I cannot figure out the step(s) that now get to the correct answer of
x*(1 + (R^2/2x^2)) – x

Thank you

 

[Ishuda]

What does this reduce to when x >> R?

((x^2 + R^2)^(1/2)) – x

I factored out the x^2 to get
((x^2)*(1 + (R^2/x^2)))^(1/2)) – x

I cannot figure out the step(s) that now get to the correct answer of
x*(1 + (R^2/2x^2)) – x

Thank you

You are headed in the right direction and that last equation is tantalizing close but incorrect (a typo perhaps?). Lets start with the
((x^2)*(1 + (R^2/x^2)))^(1/2)) – x = [ x² * ( 1 + (R/x)²)]^1/2 - x
= x [ ( 1 + (R/x)²) ]^1/2 - x
= x [ (1 + a)^1/2 -1 ]
where
a = (R/x)²
Since R << x we have (R/x)² < R/x << 1 or a << 1. What is the expansion of (1 + a)^1/2 when a is much less that 1?

Edit: Sorry, I miss-read the problem. I though that you were just giving another step in the process insteard of the final answer. To get that final answer, we have
(1+a)^1/2 ~ 1 + (1/2) a - (1/8) a² + ...
or, neglecting the a² term, the answer is, substituting back in for a,
x [ 1 + (1/2) (R/x)² ] - x
which is what you have. If you wanted to go further, we note that we have, adding back in that a² term,
x + x [(1/2) (R/x)² ( 1 - (1/4) a + ...)] - x = \(\displaystyle \frac{R^2}{2 x}\) [ 1 - (1/4) a + ...]

 

[pka]

What does this reduce to when x >> R?
((x^2 + R^2)^(1/2)) – x

Your notation is not at all standard. What does "Limit as x becomes much greater than R ie x >> R" mean.
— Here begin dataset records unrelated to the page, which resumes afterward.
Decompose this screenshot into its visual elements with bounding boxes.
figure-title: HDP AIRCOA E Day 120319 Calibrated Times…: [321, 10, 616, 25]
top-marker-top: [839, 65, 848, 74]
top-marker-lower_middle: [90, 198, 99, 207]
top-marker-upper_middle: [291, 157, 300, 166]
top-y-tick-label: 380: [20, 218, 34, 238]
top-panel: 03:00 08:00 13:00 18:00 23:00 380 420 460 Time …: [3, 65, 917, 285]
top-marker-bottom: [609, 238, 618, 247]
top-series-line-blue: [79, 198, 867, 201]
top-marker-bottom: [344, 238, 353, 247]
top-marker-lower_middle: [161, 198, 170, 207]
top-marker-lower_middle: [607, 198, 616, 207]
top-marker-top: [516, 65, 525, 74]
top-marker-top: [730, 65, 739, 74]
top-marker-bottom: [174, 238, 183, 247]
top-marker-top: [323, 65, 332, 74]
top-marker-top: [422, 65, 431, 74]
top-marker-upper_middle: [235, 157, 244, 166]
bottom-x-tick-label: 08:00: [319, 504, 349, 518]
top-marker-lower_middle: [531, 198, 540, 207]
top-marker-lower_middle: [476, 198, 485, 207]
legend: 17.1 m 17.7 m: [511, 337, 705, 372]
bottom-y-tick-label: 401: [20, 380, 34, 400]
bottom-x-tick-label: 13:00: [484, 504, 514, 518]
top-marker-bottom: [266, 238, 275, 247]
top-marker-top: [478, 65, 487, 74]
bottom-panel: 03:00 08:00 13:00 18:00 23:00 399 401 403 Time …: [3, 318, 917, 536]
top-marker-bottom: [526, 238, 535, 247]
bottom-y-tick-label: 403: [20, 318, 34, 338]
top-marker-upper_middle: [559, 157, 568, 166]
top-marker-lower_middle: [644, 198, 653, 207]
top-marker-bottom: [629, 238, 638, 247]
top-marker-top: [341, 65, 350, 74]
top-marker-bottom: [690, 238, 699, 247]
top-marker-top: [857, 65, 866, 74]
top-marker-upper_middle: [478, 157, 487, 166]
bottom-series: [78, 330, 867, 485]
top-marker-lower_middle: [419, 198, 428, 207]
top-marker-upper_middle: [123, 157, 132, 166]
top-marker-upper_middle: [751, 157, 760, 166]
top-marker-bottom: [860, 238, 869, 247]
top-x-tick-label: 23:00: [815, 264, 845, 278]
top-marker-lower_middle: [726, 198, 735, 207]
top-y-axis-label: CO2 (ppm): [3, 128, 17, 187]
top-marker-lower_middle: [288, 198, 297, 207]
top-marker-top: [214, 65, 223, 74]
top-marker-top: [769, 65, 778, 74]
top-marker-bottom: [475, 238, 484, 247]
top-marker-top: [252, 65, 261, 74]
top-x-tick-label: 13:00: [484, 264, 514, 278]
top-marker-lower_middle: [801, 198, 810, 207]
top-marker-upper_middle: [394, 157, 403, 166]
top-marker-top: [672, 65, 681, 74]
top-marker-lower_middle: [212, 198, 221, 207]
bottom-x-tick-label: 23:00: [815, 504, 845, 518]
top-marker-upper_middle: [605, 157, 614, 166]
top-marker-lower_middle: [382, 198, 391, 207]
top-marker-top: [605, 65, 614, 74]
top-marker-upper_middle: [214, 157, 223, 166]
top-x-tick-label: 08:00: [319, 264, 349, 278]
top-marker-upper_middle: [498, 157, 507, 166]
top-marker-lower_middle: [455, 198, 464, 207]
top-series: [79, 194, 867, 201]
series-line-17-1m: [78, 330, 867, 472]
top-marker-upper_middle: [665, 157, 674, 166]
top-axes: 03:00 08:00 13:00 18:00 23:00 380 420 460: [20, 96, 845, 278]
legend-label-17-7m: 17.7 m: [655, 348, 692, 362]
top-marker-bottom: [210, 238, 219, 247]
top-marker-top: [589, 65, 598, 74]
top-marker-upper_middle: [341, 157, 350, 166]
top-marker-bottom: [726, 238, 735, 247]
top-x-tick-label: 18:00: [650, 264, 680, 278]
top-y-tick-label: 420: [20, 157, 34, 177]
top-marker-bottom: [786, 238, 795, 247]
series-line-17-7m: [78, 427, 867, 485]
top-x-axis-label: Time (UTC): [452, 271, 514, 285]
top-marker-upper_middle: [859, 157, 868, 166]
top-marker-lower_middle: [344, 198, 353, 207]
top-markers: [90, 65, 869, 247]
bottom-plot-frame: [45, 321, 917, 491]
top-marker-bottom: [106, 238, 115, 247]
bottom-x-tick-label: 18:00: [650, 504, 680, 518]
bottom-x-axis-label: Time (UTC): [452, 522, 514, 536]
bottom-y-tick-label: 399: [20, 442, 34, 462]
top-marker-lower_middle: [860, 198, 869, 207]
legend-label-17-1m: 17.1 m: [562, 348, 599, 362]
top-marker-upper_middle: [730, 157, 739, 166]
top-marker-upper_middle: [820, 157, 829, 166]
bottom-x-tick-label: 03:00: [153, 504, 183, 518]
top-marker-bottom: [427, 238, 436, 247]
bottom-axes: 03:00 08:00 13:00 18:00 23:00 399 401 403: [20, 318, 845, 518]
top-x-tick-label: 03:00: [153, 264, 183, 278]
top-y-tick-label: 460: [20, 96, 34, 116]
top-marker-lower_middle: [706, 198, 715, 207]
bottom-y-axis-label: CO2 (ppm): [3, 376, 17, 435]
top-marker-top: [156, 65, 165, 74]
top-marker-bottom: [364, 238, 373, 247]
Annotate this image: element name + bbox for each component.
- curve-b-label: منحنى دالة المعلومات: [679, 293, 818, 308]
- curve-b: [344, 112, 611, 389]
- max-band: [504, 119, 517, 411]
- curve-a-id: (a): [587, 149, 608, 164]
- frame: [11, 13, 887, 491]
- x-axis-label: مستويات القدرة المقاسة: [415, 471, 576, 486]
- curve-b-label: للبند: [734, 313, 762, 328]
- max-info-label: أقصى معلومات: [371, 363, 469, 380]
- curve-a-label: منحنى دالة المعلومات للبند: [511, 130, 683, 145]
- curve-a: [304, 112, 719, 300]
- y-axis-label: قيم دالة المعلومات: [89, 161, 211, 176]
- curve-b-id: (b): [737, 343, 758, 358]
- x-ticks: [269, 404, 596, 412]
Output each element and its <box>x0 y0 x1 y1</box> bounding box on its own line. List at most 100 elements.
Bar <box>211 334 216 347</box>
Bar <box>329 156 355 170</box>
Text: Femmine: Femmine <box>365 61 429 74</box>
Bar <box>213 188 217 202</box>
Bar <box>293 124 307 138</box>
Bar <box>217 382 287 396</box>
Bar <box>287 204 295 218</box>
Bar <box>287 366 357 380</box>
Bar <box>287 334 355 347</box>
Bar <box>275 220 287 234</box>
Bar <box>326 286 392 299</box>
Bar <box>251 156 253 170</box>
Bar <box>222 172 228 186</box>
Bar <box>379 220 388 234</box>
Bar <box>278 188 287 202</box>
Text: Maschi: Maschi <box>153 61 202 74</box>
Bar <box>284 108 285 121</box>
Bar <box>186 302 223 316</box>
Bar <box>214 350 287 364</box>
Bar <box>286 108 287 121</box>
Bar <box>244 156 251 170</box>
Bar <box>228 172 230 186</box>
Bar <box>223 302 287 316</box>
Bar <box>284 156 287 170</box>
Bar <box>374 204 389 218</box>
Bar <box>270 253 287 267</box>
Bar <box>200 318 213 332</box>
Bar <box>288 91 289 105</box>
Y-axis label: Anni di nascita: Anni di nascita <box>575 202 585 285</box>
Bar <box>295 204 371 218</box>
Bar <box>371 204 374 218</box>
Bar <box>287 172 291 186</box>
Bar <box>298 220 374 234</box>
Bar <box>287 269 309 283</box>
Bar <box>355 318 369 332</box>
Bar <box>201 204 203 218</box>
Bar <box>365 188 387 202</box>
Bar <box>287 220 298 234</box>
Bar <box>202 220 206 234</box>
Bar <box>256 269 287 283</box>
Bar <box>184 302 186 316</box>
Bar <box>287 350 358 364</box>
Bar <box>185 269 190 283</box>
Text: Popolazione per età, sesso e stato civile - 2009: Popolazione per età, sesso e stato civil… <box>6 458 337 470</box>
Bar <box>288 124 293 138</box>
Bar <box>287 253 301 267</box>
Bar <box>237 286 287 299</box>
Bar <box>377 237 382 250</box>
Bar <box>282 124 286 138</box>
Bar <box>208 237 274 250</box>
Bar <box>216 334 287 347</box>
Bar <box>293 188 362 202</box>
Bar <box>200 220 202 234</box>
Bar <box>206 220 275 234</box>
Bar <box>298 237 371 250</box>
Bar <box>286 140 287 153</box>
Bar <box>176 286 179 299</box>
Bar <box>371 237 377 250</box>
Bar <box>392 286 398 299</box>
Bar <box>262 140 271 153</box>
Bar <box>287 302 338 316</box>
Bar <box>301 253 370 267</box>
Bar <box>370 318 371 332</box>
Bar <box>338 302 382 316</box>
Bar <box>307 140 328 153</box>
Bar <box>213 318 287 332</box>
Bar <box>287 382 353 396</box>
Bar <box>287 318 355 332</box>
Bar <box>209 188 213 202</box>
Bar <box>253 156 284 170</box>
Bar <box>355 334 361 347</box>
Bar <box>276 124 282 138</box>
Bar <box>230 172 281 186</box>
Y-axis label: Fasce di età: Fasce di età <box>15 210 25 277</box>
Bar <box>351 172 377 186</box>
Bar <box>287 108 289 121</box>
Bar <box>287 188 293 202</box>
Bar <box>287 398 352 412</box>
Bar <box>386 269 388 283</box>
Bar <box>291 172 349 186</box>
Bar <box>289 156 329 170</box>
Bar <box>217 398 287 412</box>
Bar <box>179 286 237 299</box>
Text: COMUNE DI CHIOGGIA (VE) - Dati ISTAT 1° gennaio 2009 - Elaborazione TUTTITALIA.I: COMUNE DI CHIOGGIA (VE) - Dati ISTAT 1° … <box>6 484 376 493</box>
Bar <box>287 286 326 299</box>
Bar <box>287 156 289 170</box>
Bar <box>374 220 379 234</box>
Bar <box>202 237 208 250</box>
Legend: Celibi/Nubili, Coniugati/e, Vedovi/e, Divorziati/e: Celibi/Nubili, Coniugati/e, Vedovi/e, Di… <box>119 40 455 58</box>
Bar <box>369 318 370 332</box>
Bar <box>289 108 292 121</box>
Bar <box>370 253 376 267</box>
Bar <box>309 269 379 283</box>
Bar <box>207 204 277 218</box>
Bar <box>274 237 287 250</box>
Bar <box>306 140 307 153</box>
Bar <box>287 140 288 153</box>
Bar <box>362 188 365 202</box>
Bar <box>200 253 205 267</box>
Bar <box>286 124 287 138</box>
Guessing, I would say it means \(\displaystyle \displaystyle{\lim _{x \to \infty }}\sqrt {{x^2} + {R^2}} - x\).

If so \(\displaystyle \displaystyle\sqrt {{x^2} + {R^2}} - x = \frac{{{R^2}}}{{\sqrt {{x^2} + {R^2}} + x}}\)

 

[KindofSlow]

Apologies for the non standard.
It is from a physics problem calculating the potential (voltage) at a point x distance from a uniformly charged disc of radius R.
The first equation is the answer to the problem.
Then as x becomes much greater than R, it reduces down to where the disc is like a point charge.
More apologies if this still doesn't make sense.
Thank you for your help.

 

[KindofSlow]

Hi Everyone,
I got some additional help and just wanted to share as I found this very helpful.

Multiply by 1 in the form of conjugate over conjugate so

((x^2 + R^2)^(1/2)) – x times ((x^2 + R^2)^(1/2)) + x
((x^2 + R^2)^(1/2)) + x
The result of this is

(x^2 + R^2) – x^2
((x^2 + R^2)^(1/2)) + x

As x >> R, the numerator reduces to R^2 and the denominator reduces to 2x.
Which is the same thing as this x*(1 + (R^2/2x^2)) – x

Thank you everyone.

 

[HallsofIvy]

Yes, that is what pka told you in response 3.

 

[KindofSlow]

I confess I did not realize they were both the same until you just told me.

Thank you HallsofIvy and pka and Ishuda.